The Australian Prudential Regulation Authority released its March 2020 quarterly superannuation performance statistics today, revealing there was a reduction of $227.8 billion, or 7.7%, in the value of total superannuation assets over that period.

Superannuation assets totalled around $2.7 trillion at the end of the March quarter, down from almost $3 trillion in the December 2019 quarter.

APRA said this reduction was due to a “significant downturn” in global financial markets as a result of COVID-19.

The annual change doesn’t appear so bad though in comparison, being down $7.4 billion or 0.27% from the March 2019 quarter to now. This was due to the share market having experienced a bumper period, hitting an all-time-high and regaining pre-Global Financial Crisis levels in February this year, before crashing with the impact of COVID-19.

Canstar finance expert Steve Mickenbecker said the way super funds are invested means consumers don’t necessarily need to panic and feel that they’ve “lost their shirt”.

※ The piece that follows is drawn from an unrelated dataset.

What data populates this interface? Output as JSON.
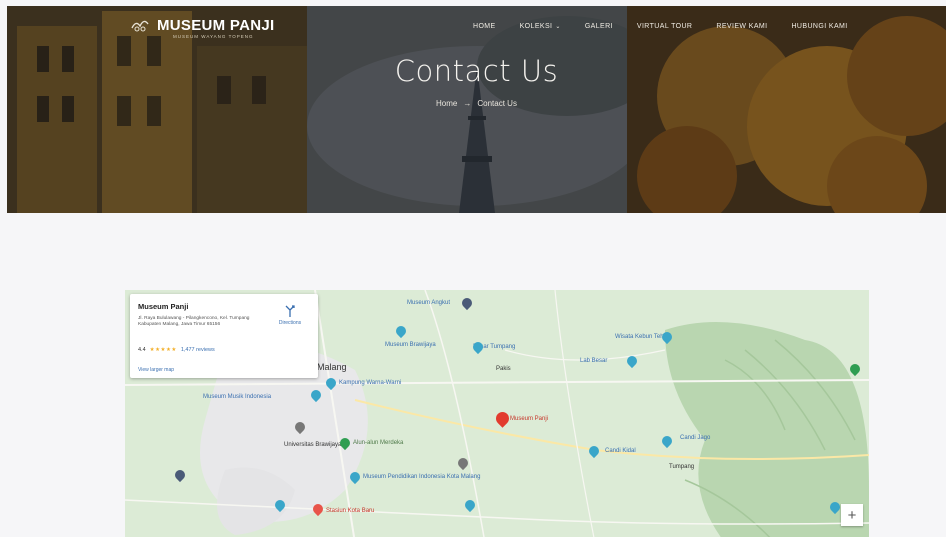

“Typically, a fund might have anywhere between 25%-50% Australian equities in its default option and then some overseas equities as well, so a fair bit is exposed there,” Mr Mickebecker said.

“But don’t forget there is a hefty investment with a lot of super funds with infrastructure projects and direct property investments, and of course they have a really low risk element in cash and bonds.”

Mr Mickenbecker said we might not be out of the woods because markets could fall again as we go into recession, bringing asset prices down again, but some superannuation holders would make it through.

“Younger investors – or superannuation holders – will see corrections to markets several times before they retire, so they’ll live through the cycles and have time to recover their investment,” he said.

“The GFC, for instance, was about 12 years ago and we’re seeing another major correction now.”

Mr Mickenbecker warned there’s one group who may not fare so well from the impact of COVID-19 on super.

“Those that are mainly going to struggle as a result of this are those approaching retirement or already retired, because they’ve got to draw down money out of their super at a time when prices are down,” he said.

He said people may be tempted to choose the cash investment option in their super to avoid these types of market fluctuations, but added that cash had historically tended to under-perform over extended periods compared to other investment options.

“Cash is an option, but generally it’s an option to exercise for quite short periods,” he said.

“And who really knows or could time the market that well?”

APRA’s figures on the superannuation sector released today reflect super assets just before the implementation of the federal government’s scheme that allows for early access to super for those financially impacted by COVID-19, which has so far seen super fund members withdraw $10.6 billion since applications opened on 20 April.